As the truck was nearly beyond them, he took one step wider to the side than normal, as if falling over.. my wife yanked him back quickly because if she hadn’t, his foot would have been run over by the truck’s back tire.

Imagine, you’re doing everything right with keeping your children close, they have a hand on the cart, you’re watching everything and in less than a second, a single wild step could mean a trip to the hospital, or worse.

Often when people talk about grocery shopping with child that has Autism, the discussion focuses around meltdowns, over stimulation and other parents being judgmental. Really though, we need to recognize and remember that getting in and out of the store is the most dangerous part and needs to be handled with care.

Here are some tips, that we’ve learned through trial and error, on getting through the parking lot safely.

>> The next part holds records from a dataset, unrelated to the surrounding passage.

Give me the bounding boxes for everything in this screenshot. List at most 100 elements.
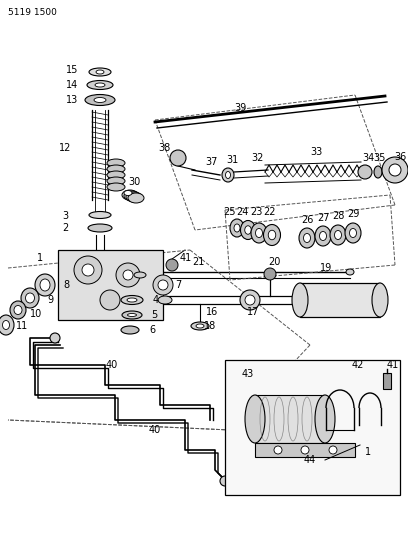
Ellipse shape: [89, 212, 111, 219]
Text: 32: 32: [252, 153, 264, 163]
Text: 22: 22: [264, 207, 276, 217]
Ellipse shape: [245, 395, 265, 443]
Ellipse shape: [128, 193, 144, 203]
Circle shape: [240, 290, 260, 310]
Circle shape: [329, 446, 337, 454]
Ellipse shape: [85, 94, 115, 106]
Text: 26: 26: [301, 215, 313, 225]
Circle shape: [166, 259, 178, 271]
Circle shape: [358, 165, 372, 179]
Text: 33: 33: [310, 147, 322, 157]
Ellipse shape: [240, 221, 255, 239]
Text: 41: 41: [387, 360, 399, 370]
Ellipse shape: [122, 190, 138, 200]
Ellipse shape: [255, 229, 262, 238]
Ellipse shape: [40, 279, 50, 291]
Ellipse shape: [14, 305, 22, 314]
Ellipse shape: [346, 269, 354, 275]
Ellipse shape: [292, 283, 308, 317]
Ellipse shape: [374, 166, 382, 178]
Circle shape: [382, 157, 408, 183]
Text: 36: 36: [394, 152, 406, 162]
Ellipse shape: [89, 68, 111, 76]
Ellipse shape: [251, 223, 267, 243]
Ellipse shape: [107, 159, 125, 167]
Text: 13: 13: [66, 95, 78, 105]
Circle shape: [245, 295, 255, 305]
Text: 12: 12: [59, 143, 71, 153]
Ellipse shape: [124, 190, 132, 196]
Ellipse shape: [87, 80, 113, 90]
Text: 31: 31: [226, 155, 238, 165]
Text: 37: 37: [206, 157, 218, 167]
Text: 28: 28: [332, 211, 344, 221]
Circle shape: [116, 263, 140, 287]
Ellipse shape: [107, 183, 125, 191]
Ellipse shape: [264, 224, 281, 246]
Text: 34: 34: [362, 153, 374, 163]
Text: 35: 35: [374, 153, 386, 163]
Bar: [255, 395, 325, 443]
Ellipse shape: [299, 228, 315, 248]
Circle shape: [264, 268, 276, 280]
Ellipse shape: [319, 231, 326, 240]
Ellipse shape: [107, 177, 125, 185]
Ellipse shape: [96, 70, 104, 74]
Bar: [300, 283, 380, 317]
Ellipse shape: [127, 298, 137, 302]
Text: 9: 9: [47, 295, 53, 305]
Text: 44: 44: [304, 455, 316, 465]
Ellipse shape: [268, 230, 276, 240]
Circle shape: [50, 333, 60, 343]
Text: 24: 24: [236, 207, 248, 217]
Circle shape: [389, 164, 401, 176]
Text: 43: 43: [242, 369, 254, 379]
Ellipse shape: [10, 301, 26, 319]
Ellipse shape: [126, 192, 142, 202]
Ellipse shape: [350, 229, 357, 238]
Circle shape: [220, 476, 230, 486]
Text: 23: 23: [250, 207, 262, 217]
Ellipse shape: [158, 296, 172, 304]
Text: 20: 20: [268, 257, 280, 267]
Bar: [383, 373, 391, 389]
Text: 5: 5: [151, 310, 157, 320]
Ellipse shape: [226, 172, 231, 179]
Circle shape: [274, 446, 282, 454]
Ellipse shape: [21, 288, 39, 308]
Text: 10: 10: [30, 309, 42, 319]
Ellipse shape: [234, 224, 240, 232]
Text: 38: 38: [158, 143, 170, 153]
Text: 30: 30: [128, 177, 140, 187]
Ellipse shape: [134, 272, 146, 278]
Circle shape: [74, 256, 102, 284]
Text: 14: 14: [66, 80, 78, 90]
Circle shape: [82, 264, 94, 276]
Ellipse shape: [196, 324, 204, 328]
Text: 11: 11: [16, 321, 28, 331]
Ellipse shape: [335, 230, 341, 239]
Ellipse shape: [345, 223, 361, 243]
Text: 40: 40: [149, 425, 161, 435]
Text: 19: 19: [320, 263, 332, 273]
Text: 2: 2: [62, 223, 68, 233]
Circle shape: [123, 270, 133, 280]
Ellipse shape: [330, 225, 346, 245]
Text: 7: 7: [175, 280, 181, 290]
Text: 18: 18: [204, 321, 216, 331]
Ellipse shape: [95, 83, 105, 87]
Ellipse shape: [121, 326, 139, 334]
Ellipse shape: [230, 219, 244, 237]
Text: 1: 1: [37, 253, 43, 263]
Ellipse shape: [315, 226, 331, 246]
Text: 21: 21: [192, 257, 204, 267]
Ellipse shape: [2, 320, 9, 329]
Ellipse shape: [107, 165, 125, 173]
Ellipse shape: [25, 293, 35, 303]
Text: 29: 29: [347, 209, 359, 219]
Bar: [58, 250, 163, 320]
Ellipse shape: [0, 315, 14, 335]
Ellipse shape: [124, 191, 140, 201]
Ellipse shape: [88, 224, 112, 232]
Ellipse shape: [222, 168, 234, 182]
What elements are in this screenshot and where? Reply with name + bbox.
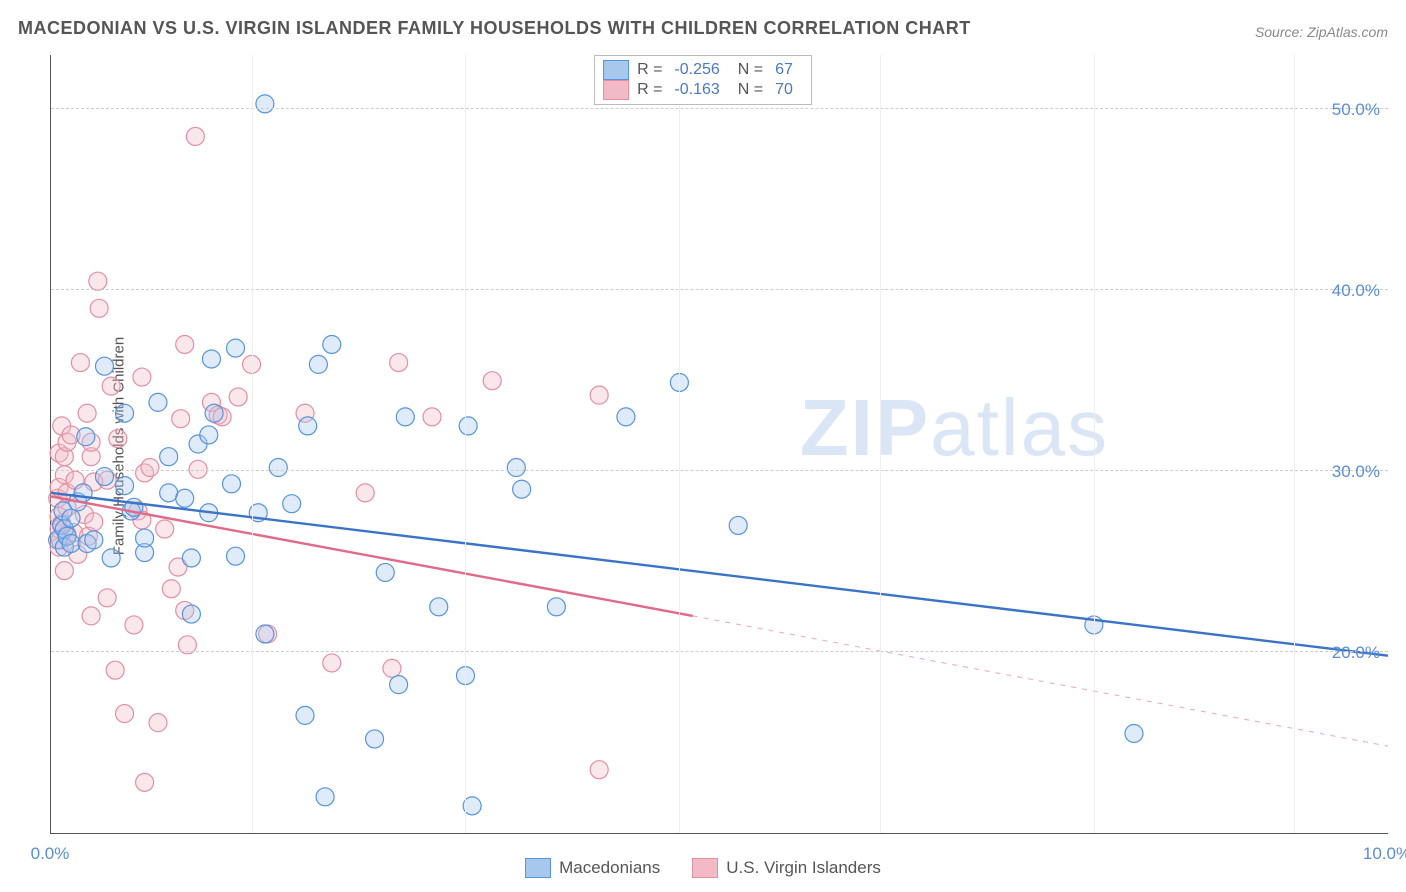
gridline-v xyxy=(1094,55,1095,833)
stats-row-2: R = -0.163 N = 70 xyxy=(603,80,803,100)
x-tick-label: 0.0% xyxy=(31,844,70,864)
source-text: Source: ZipAtlas.com xyxy=(1255,24,1388,40)
gridline-v xyxy=(880,55,881,833)
stats-row-1: R = -0.256 N = 67 xyxy=(603,60,803,80)
chart-title: MACEDONIAN VS U.S. VIRGIN ISLANDER FAMIL… xyxy=(18,18,971,39)
gridline-v xyxy=(1294,55,1295,833)
gridline-v xyxy=(679,55,680,833)
legend-label-2: U.S. Virgin Islanders xyxy=(726,858,881,878)
legend-swatch-1 xyxy=(525,858,551,878)
y-tick-label: 40.0% xyxy=(1332,281,1380,301)
legend-swatch-2 xyxy=(692,858,718,878)
y-tick-label: 20.0% xyxy=(1332,643,1380,663)
swatch-series-2 xyxy=(603,80,629,100)
x-tick-label: 10.0% xyxy=(1363,844,1406,864)
gridline-v xyxy=(252,55,253,833)
stats-box: R = -0.256 N = 67 R = -0.163 N = 70 xyxy=(594,55,812,105)
legend-item-1: Macedonians xyxy=(525,858,660,878)
plot-area: ZIPatlas xyxy=(50,55,1388,834)
y-tick-label: 30.0% xyxy=(1332,462,1380,482)
legend-item-2: U.S. Virgin Islanders xyxy=(692,858,881,878)
bottom-legend: Macedonians U.S. Virgin Islanders xyxy=(0,858,1406,878)
y-tick-label: 50.0% xyxy=(1332,100,1380,120)
legend-label-1: Macedonians xyxy=(559,858,660,878)
swatch-series-1 xyxy=(603,60,629,80)
gridline-v xyxy=(465,55,466,833)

  1. Grab a cart as soon as you can after leaving your vehicle. Then:
    a. Put your child(ren) in the cart for a fun bumpy ride.
    b. Put your child(ren) between you and the handle, so that your arms are around them. Let them push the cart to help out, but keep your hands on theirs or at least on the handle
    c. Make sure your children are making contact with the cart at all times so that, even if something unexpected does happen, you’re at least close enough to make a quick reaction.
  2. If you have no cart, keep your child between you and the parked cars so that the cars in motion are along side you, not them.
  3. Don’t take no for an answer. Children with Autism will be very reluctant to hold your hand but that’s just too bad. Do it anyway. Better a meltdown in the store than an accident in the parking lot.

My son was almost hurt today and my wife did everything right… in fact, it’s a good thing she did or else he very likely would have been injured.

The less your child is capable of focusing, the more you have to! Be aware at all times, do the things you need to do at all times. The consequences of a single moment in time that you let it slide could be too unbearable to think about.